The art market is fast heading towards the billion-dollar price range, according to art index databank Artprice.

The idea of billion dollar art has already been proposed by the art market journalist Georgina Adam, in her book “Big Bucks: The explosion of the Art Market in the 21st Century,” in which she quotes Francis Outred, head of Christie’s Contemporary Art department, as saying that he expects to see a Contemporary artwork fetch $1 billion.

Now, on the eve of the launch of its 13th Annual Global Art Market Report, Artprice has issued a release saying that Outred is right.

“The art market’s financial firepower keeps on changing scale,” said Artprice. “After stagnating at a top range of around $10 million in the 1980s, the top prices of individual artworks reached the $100 million threshold in the 2000s, and according to the New York Times, on 5 February 2015, a Qatari buyer paid $300 million for a work by Gauguin. Artprice believes this scale is fast heading towards the billion-dollar price range.”

What’s more, Artprice argues that we are not witnessing a bubble that’s destined to burst.

“We confirm the historic and irreversible transformation of the art market, a transformation that, among other changes, removes the spectre of speculative bubbles,” said Artprice. “This report will highlight the phenomenal growth, in less than twenty years, of the number of participants, buyers and sellers in the art market, an evolution that can only be observed on a logarithmic scale.”

This 13th Annual Global Art Market Report required the full support of Artprice’s publishing partner AMMA/ARTRON (Art Market Monitor of Artron), the only Chinese quasi-State institution allowing both partners to produce data that had never previously been processed due to a lack of completeness, resources and State authorization.

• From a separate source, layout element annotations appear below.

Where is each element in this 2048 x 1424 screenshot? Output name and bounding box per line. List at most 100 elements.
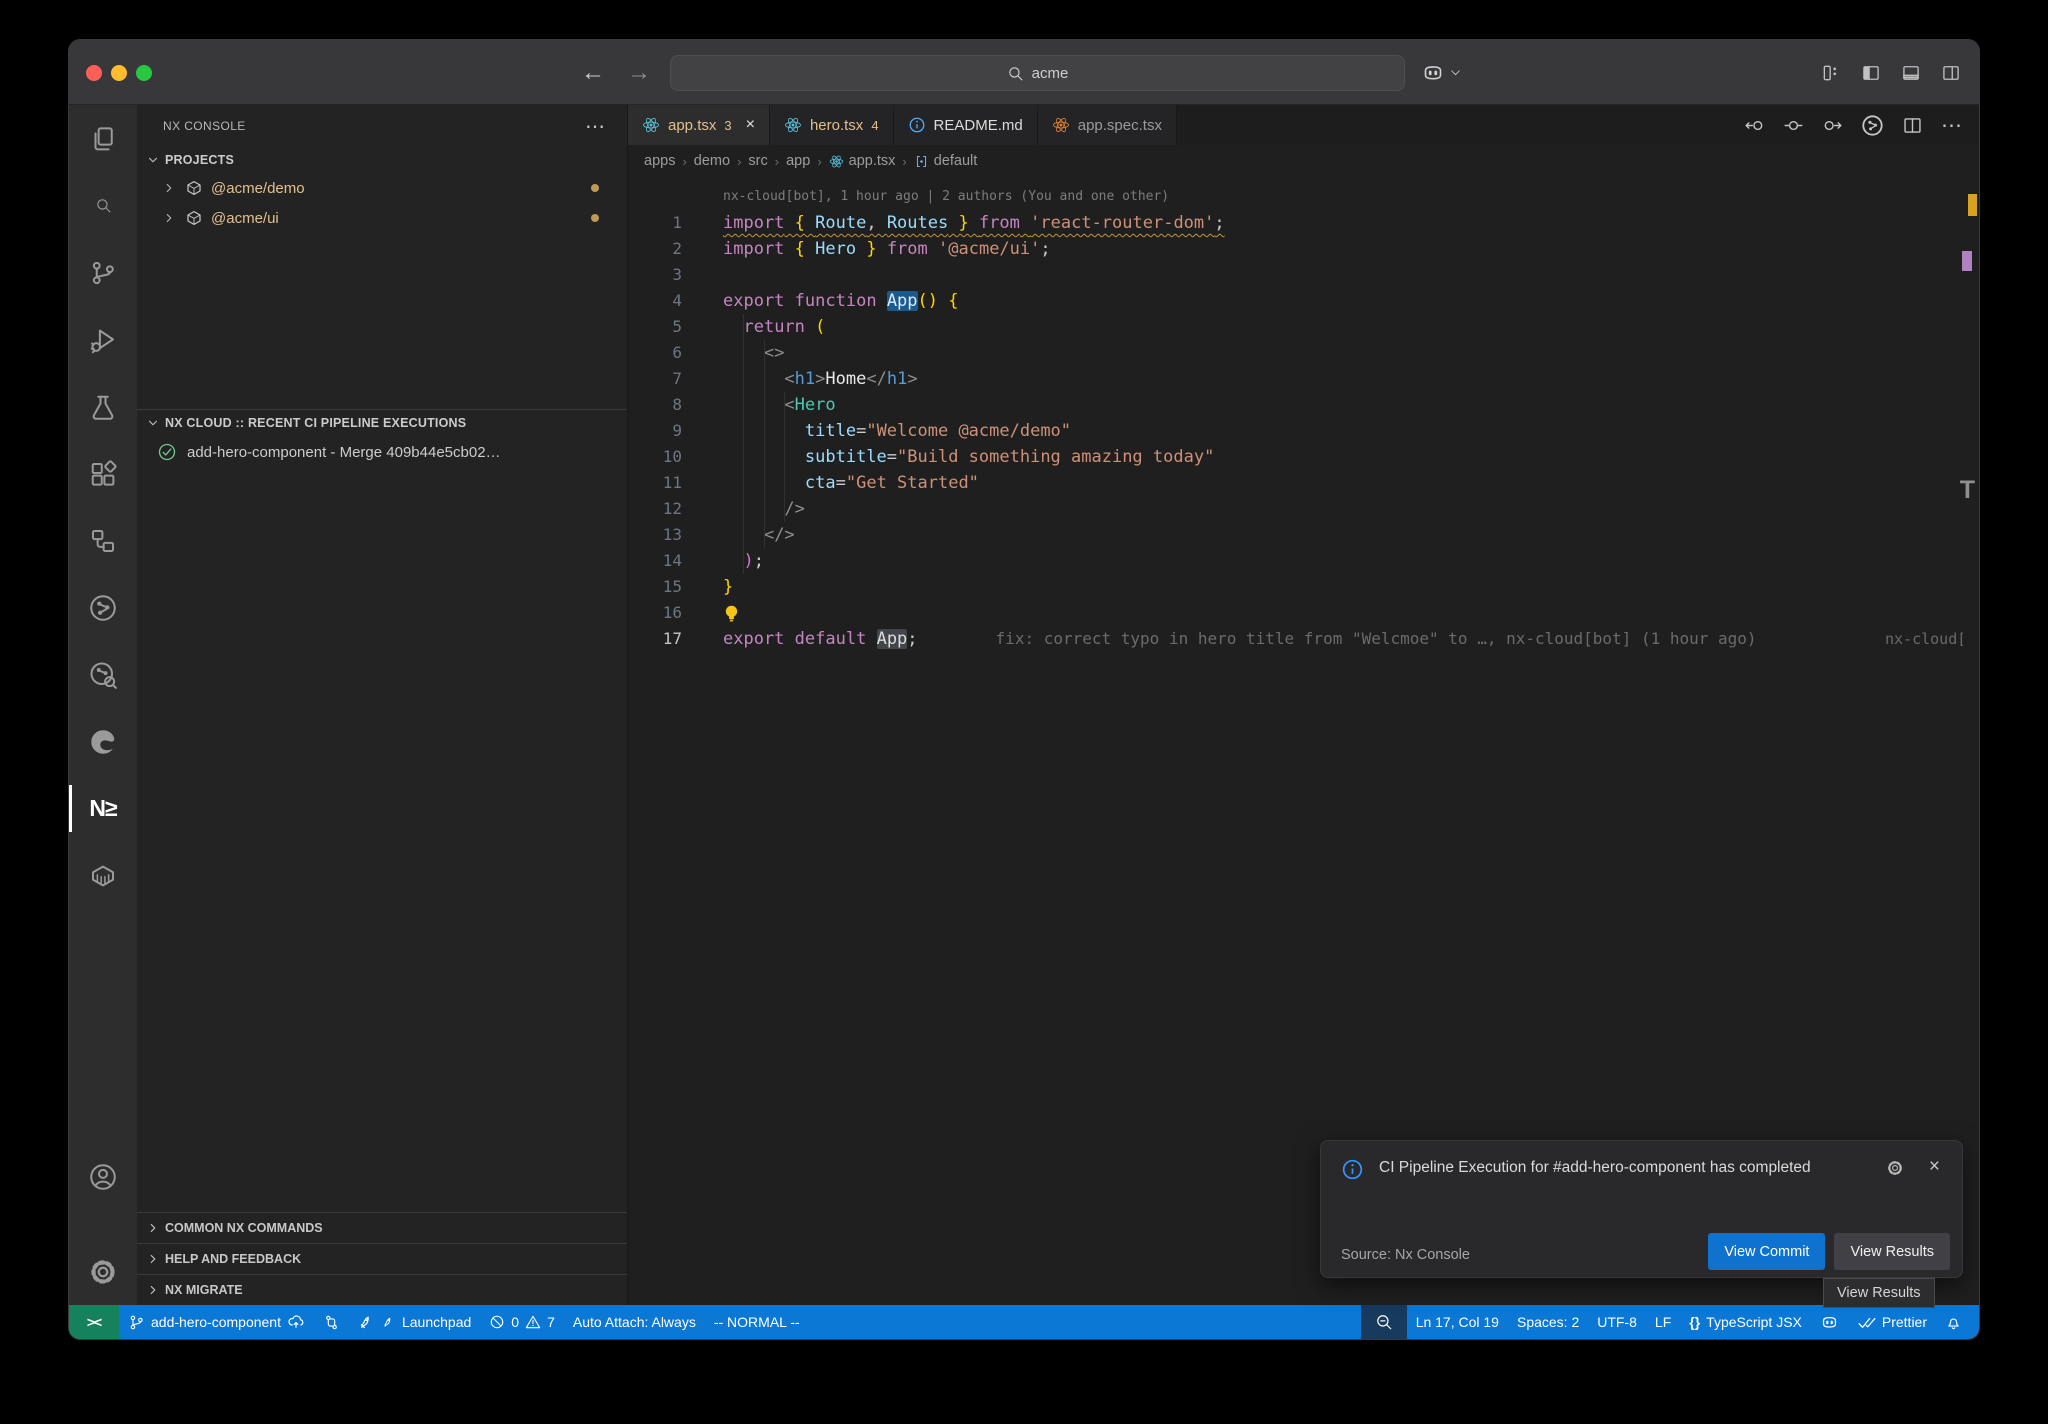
status-eol[interactable]: LF [1646,1305,1680,1339]
status-formatter[interactable]: Prettier [1848,1305,1936,1339]
minimize-window-button[interactable] [111,65,127,81]
activity-bar: N≥ [69,105,137,1305]
code-line-2: 2import { Hero } from '@acme/ui'; [628,236,1979,262]
breadcrumb-separator: › [817,154,821,169]
status-notifications-bell[interactable] [1936,1305,1971,1339]
status-vim-mode[interactable]: -- NORMAL -- [705,1305,809,1339]
status-auto-attach[interactable]: Auto Attach: Always [564,1305,705,1339]
toggle-secondary-sidebar-button[interactable] [1941,63,1961,83]
history-back-icon[interactable]: ← [581,59,605,87]
section-common-nx-commands[interactable]: COMMON NX COMMANDS [137,1212,627,1243]
toggle-primary-sidebar-button[interactable] [1861,63,1881,83]
code-editor[interactable]: nx-cloud[bot], 1 hour ago | 2 authors (Y… [628,177,1979,1305]
react-blue-icon [642,116,660,134]
nx-cloud-label: NX CLOUD :: RECENT CI PIPELINE EXECUTION… [165,416,466,430]
section-help-and-feedback[interactable]: HELP AND FEEDBACK [137,1243,627,1274]
activity-extensions[interactable] [69,440,137,507]
activity-related-projects[interactable] [69,507,137,574]
breadcrumb-src[interactable]: src [748,153,767,169]
line-number: 4 [628,288,682,314]
activity-nx-project-graph[interactable] [69,574,137,641]
project-item-acme-ui[interactable]: @acme/ui [137,203,627,233]
activity-nx-graph-search[interactable] [69,641,137,708]
close-window-button[interactable] [86,65,102,81]
project-item-acme-demo[interactable]: @acme/demo [137,173,627,203]
code-line-17: 17export default App;fix: correct typo i… [628,626,1979,652]
activity-source-control[interactable] [69,239,137,306]
notification-toast: CI Pipeline Execution for #add-hero-comp… [1320,1140,1963,1278]
customize-layout-button[interactable] [1821,63,1841,83]
activity-run-debug[interactable] [69,306,137,373]
sidebar-title: NX CONSOLE [163,119,246,133]
activity-search[interactable] [69,172,137,239]
copilot-icon[interactable] [1421,61,1445,85]
split-editor-button[interactable] [1902,115,1923,136]
view-commit-button[interactable]: View Commit [1708,1233,1825,1270]
status-remote-indicator[interactable]: >< [69,1305,119,1339]
tab-app.tsx[interactable]: app.tsx3× [628,105,770,145]
breadcrumb-default[interactable]: default [914,153,978,169]
activity-testing[interactable] [69,373,137,440]
breadcrumb-demo[interactable]: demo [694,153,730,169]
pipeline-execution-item[interactable]: add-hero-component - Merge 409b44e5cb02… [137,436,627,468]
breadcrumb-separator: › [737,154,741,169]
chevron-right-icon [161,212,177,224]
status-git-branch[interactable]: add-hero-component [119,1305,314,1339]
breadcrumb-app[interactable]: app [786,153,810,169]
code-line-7: 7 <h1>Home</h1> [628,366,1979,392]
title-bar: ← → acme [69,40,1979,105]
code-line-13: 13 </> [628,522,1979,548]
help-and-feedback-label: HELP AND FEEDBACK [165,1252,301,1266]
blame-annotation: nx-cloud[bot], 1 hour ago | 2 authors (Y… [628,184,1979,210]
notification-message: CI Pipeline Execution for #add-hero-comp… [1379,1155,1829,1180]
breadcrumb-app.tsx[interactable]: app.tsx [829,153,896,169]
more-actions-icon[interactable]: ⋯ [585,114,605,139]
section-nx-migrate[interactable]: NX MIGRATE [137,1274,627,1305]
search-icon [1007,65,1024,82]
toggle-panel-button[interactable] [1901,63,1921,83]
command-center-search[interactable]: acme [670,55,1405,91]
activity-accounts[interactable] [69,1143,137,1210]
maximize-window-button[interactable] [136,65,152,81]
activity-edge-tools[interactable] [69,708,137,775]
status-language-mode[interactable]: {}TypeScript JSX [1680,1305,1811,1339]
breadcrumb-apps[interactable]: apps [644,153,675,169]
more-actions-icon[interactable]: ⋯ [1941,113,1963,138]
status-problems[interactable]: 07 [480,1305,564,1339]
tab-bar: app.tsx3×hero.tsx4README.mdapp.spec.tsx ⋯ [628,105,1979,145]
section-projects[interactable]: PROJECTS [137,147,627,173]
line-number: 5 [628,314,682,340]
line-number: 10 [628,444,682,470]
project-label: @acme/ui [211,210,279,227]
activity-containers[interactable] [69,842,137,909]
status-launchpad[interactable]: Launchpad [349,1305,480,1339]
chevron-down-icon[interactable] [1449,66,1462,79]
notification-settings-icon[interactable] [1886,1159,1904,1177]
next-change-button[interactable] [1822,115,1843,136]
line-number: 9 [628,418,682,444]
previous-change-button[interactable] [1744,115,1765,136]
tab-app.spec.tsx[interactable]: app.spec.tsx [1038,105,1177,145]
view-results-button[interactable]: View Results [1834,1233,1950,1270]
close-tab-icon[interactable]: × [746,116,755,134]
bell-icon [1945,1314,1962,1331]
tab-hero.tsx[interactable]: hero.tsx4 [770,105,894,145]
status-screencast-zoom[interactable] [1361,1305,1407,1339]
notification-close-icon[interactable]: × [1929,1156,1940,1178]
status-indentation[interactable]: Spaces: 2 [1508,1305,1588,1339]
activity-explorer[interactable] [69,105,137,172]
section-nx-cloud[interactable]: NX CLOUD :: RECENT CI PIPELINE EXECUTION… [137,410,627,436]
line-number: 11 [628,470,682,496]
history-forward-icon[interactable]: → [627,59,651,87]
activity-settings[interactable] [69,1238,137,1305]
tab-README.md[interactable]: README.md [894,105,1038,145]
nx-graph-button[interactable] [1861,114,1884,137]
lightbulb-icon[interactable] [723,604,740,623]
status-gitlens-compare[interactable] [314,1305,349,1339]
status-copilot-status[interactable] [1811,1305,1848,1339]
activity-nx-console[interactable]: N≥ [69,775,137,842]
status-cursor-position[interactable]: Ln 17, Col 19 [1407,1305,1508,1339]
chevron-down-icon [147,154,159,166]
status-encoding[interactable]: UTF-8 [1588,1305,1646,1339]
gutter-indicator-button[interactable] [1783,115,1804,136]
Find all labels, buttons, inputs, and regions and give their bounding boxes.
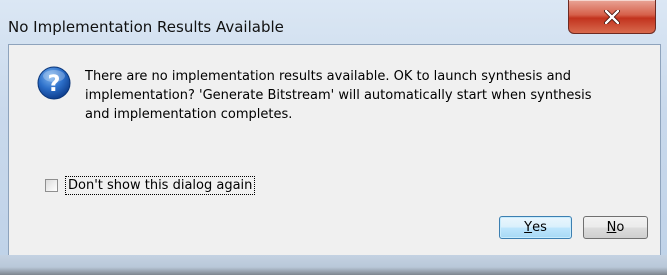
dont-show-again-label[interactable]: Don't show this dialog again (64, 176, 256, 195)
question-icon: ? (37, 66, 71, 100)
yes-label-rest: es (532, 220, 547, 235)
message-line: There are no implementation results avai… (85, 69, 572, 84)
no-button[interactable]: No (583, 216, 648, 239)
message-line: and implementation completes. (85, 107, 293, 122)
title-bar[interactable]: No Implementation Results Available (0, 0, 667, 44)
close-button[interactable] (568, 0, 656, 34)
svg-text:?: ? (48, 72, 61, 97)
dialog-message: There are no implementation results avai… (85, 67, 650, 124)
dialog-body: ? There are no implementation results av… (8, 44, 661, 257)
yes-button[interactable]: Yes (499, 216, 572, 239)
dialog-window: No Implementation Results Available ? Th… (0, 0, 667, 275)
yes-mnemonic: Y (524, 220, 533, 235)
dialog-title: No Implementation Results Available (8, 18, 284, 36)
no-mnemonic: N (606, 220, 617, 235)
dont-show-again-checkbox[interactable] (45, 179, 58, 192)
close-icon (604, 9, 620, 24)
dont-show-again-row[interactable]: Don't show this dialog again (45, 176, 256, 195)
message-line: implementation? 'Generate Bitstream' wil… (85, 88, 592, 103)
no-label-rest: o (616, 220, 625, 235)
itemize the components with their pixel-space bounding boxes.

“Artprice has no qualms whatsoever in stating that so-called Western studies of the Chinese Art Market are based, at best, on fanciful assumptions. This report will finally allow a clear and transparent understanding of the Art Market in both the West and the East,” said Artprice.

It said that the Contemporary art market, which has grown by a factor of 10 between 2000 and 2014, perfectly illustrates the transformation of the art market. Similarly, the unsold rate, the most significant universal marker of a speculative or falling market, has remained perfectly stable in 2014.

The double-digit growth of the art market, in a world where economies and economic growth are faltering, is the perfect indication that a disruptive economy is at work, said Artprice.

“A detailed focus on Free Ports which are popping up on every continent, will allow the reader of Artprice’s Annual Report to understand the phenomenon of the growing virtualization of the art market.”

Artprice said that one of the major conclusions its annual report allows is that the art market, for countries and for natural or legal persons alike, has rediscovered the ‘power of art’ that reigned for more than seven centuries in Europe. The fierce competition, especially between China and the USA, is analyzed comprehensively in the report.

It also highlights the massive presence of Contemporary and living artists in the top 500 artists ranked by auction turnover.

“It is a totally new phenomenon in the history of the art market, which has never experienced a situation where a living artist, formerly destined to poverty, is an active player in his own market,” said Artprice. “Today the artist has become a powerful ‘market maker’ – free from all tutelage.”